1) マルチプレックスPCR法を用いることにより,100個の検体をプールした中から,1個の7×104cfu/g のサルモネラ陽性検体を含む場合,1個の7×104cfu/g の腸管出血性大腸菌O157陽性検体を含む場合,1個の4×104cfu/gの赤痢菌陽性検体を含む場合を検出することができた.培養法での検出限界はサルモネラおよび腸管出血性大腸菌O157で7×104cfu/g,赤痢菌で4×105cfu/gであったので,100個以下の検体をプールした場合,マルチプレックスPCRで検出すれば培養法と同等以上の感度で検出でき,スクリーニング法として有効な感度であることが示された.
2) 他方,マルチプレックスPCRにより死菌が検出される可能性を検証するため,ゲノムDNAを糞便に添加したモデル試料を作製し検出を試みた.その結果,糞便中に添加したゲノムDNAはマルチプレックスPCRでは検出されず,ゲノムDNAが糞便中に溶出した死菌が検出される可能性は低いと思われた.

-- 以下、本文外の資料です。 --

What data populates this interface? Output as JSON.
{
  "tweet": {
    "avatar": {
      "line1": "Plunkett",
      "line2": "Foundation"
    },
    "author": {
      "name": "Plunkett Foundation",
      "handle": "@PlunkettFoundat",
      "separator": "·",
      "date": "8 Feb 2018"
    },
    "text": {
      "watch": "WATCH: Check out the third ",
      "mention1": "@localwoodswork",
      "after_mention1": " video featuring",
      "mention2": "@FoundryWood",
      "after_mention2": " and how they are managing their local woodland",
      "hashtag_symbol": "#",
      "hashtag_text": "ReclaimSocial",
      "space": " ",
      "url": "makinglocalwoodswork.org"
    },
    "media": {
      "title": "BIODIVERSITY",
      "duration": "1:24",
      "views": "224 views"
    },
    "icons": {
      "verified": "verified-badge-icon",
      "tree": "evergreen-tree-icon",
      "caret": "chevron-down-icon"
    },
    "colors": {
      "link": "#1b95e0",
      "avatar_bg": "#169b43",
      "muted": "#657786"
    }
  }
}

3) 実際の検便検体2,000検体を50検体ずつプールしてマルチプレックスPCRで検出しスクリーニングを行った.スクリーニングを行わず培養法で検査を行った場合との相関は,陽性一致率100%,陰性一致率99.95%であった.
以上の結果より,本研究で検討された方法は,検便検査の多数の検体から陽性検体をスクリーニングする方法として有効であると思われた.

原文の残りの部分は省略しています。